If anyone believes my idea/approach is incorrect and/or inefficient thus far, please let me know.
Here is some code:
#define MAX_TPB 16 // threads per block
__global__ void kernelA(TYPE* c){
c[blockIdx.x * blockDim.x + threadIdx.x] = blockIdx.x * blockDim.x + threadIdx.x;
}
__global__ void kernelB(TYPE* c){
__shared__ TYPE smem[MAX_TPB];
smem[threadIdx.x] = c[blockIdx.x * blockDim.x + threadIdx.x];
// Unrolling the loop = faster? Not sure, playing it safe :)
if (threadIdx.x < 8){ smem[threadIdx.x] += smem[threadIdx.x+8]; }
__syncthreads();
if (threadIdx.x < 4){ smem[threadIdx.x] += smem[threadIdx.x+4]; }
__syncthreads();
if (threadIdx.x < 2){ smem[threadIdx.x] += smem[threadIdx.x+2]; }
__syncthreads();
if (threadIdx.x < 1){ smem[threadIdx.x] += 0.01*smem[threadIdx.x+1]; }
__syncthreads();
if (threadIdx.x == 0) c[blockIdx.x * blockDim.x + threadIdx.x] = smem[threadIdx.x];
}
//SUM block sums on CPU
The problem:
If I only run the first if() then all works as expected. If I run the first 2 if()'s then all SOMETIMES works as expected (i get 1 of 2 results) and if I run all if()'s then it NEVER works as expected (but consistent incorrect answers).
Edit:
I realised, after posting, that my problem was actually with how I was copying back to global memory in kernelB - so silly!
Bad:
c[threadIdx.x] = smem[threadIdx.x];
Good:
c[blockIdx.x * blockDim.x + threadIdx.x] = smem[threadIdx.x];
However, I’d still like to know if:
A. My overall approach is correct/good
B. If unrolling the loops manually is beneficial. (ill probably be using blockDim=256, due to my kernel mem usage)
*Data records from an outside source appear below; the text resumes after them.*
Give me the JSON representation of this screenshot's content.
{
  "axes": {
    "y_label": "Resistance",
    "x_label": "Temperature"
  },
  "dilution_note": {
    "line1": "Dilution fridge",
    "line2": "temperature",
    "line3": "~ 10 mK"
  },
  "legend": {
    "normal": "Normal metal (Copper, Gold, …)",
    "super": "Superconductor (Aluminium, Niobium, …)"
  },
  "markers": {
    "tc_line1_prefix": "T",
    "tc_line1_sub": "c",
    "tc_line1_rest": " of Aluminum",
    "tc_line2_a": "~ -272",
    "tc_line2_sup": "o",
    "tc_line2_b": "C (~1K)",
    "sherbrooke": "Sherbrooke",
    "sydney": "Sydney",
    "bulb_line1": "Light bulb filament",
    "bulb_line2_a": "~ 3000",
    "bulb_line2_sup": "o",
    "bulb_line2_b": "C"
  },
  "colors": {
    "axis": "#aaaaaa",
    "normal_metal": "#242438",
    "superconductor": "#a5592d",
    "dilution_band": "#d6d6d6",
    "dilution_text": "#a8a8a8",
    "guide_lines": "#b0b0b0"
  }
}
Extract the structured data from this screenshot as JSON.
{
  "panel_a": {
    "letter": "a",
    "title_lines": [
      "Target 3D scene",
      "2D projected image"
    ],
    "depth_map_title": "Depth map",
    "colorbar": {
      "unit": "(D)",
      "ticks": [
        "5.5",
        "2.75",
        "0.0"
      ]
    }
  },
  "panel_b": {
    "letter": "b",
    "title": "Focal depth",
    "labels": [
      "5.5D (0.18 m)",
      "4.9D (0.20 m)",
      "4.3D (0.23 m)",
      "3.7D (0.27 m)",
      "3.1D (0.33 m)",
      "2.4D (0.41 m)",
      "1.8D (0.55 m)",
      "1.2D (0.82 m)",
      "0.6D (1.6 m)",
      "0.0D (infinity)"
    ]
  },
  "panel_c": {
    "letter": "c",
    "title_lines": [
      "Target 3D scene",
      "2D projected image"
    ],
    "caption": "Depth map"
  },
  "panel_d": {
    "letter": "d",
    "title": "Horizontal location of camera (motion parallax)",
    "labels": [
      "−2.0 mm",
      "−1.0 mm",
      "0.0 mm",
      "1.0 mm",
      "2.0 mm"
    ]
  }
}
C. What is the limit for N? (ie. max number of blocks?)
Also, I’m having a new issue now:
If I run the kernel in a loop, it doesn’t work cudaErrorString==“invalid argument” when the loop iterates more than once:
// This doesn't work (or, rather, doesn't work 99% of the time.
// Oddly after many re-compilations it sometimes works for a few runs!? )
for (int i=0; i<N; i++){
kernel<<<...>>>(..., i);
}
If I manually unroll, it works:
// No problems here...
kernel<<<...>>>(..., 0);
kernel<<<...>>>(..., 1);
...
Does anyone have any ideas as to why this may be the case?
Edit:
I ran the program in debug mode and it produced correct results, so I figured it was a compilation issue and suspected the optimization level to be the culprit. I removed the “-O3” flag from my NVCC args and the issue seems to be resolved! I’m still confused by this, however, as I was under the impression that nvcc merely handled non CUDA functions. Or does it work on a filename extension basis?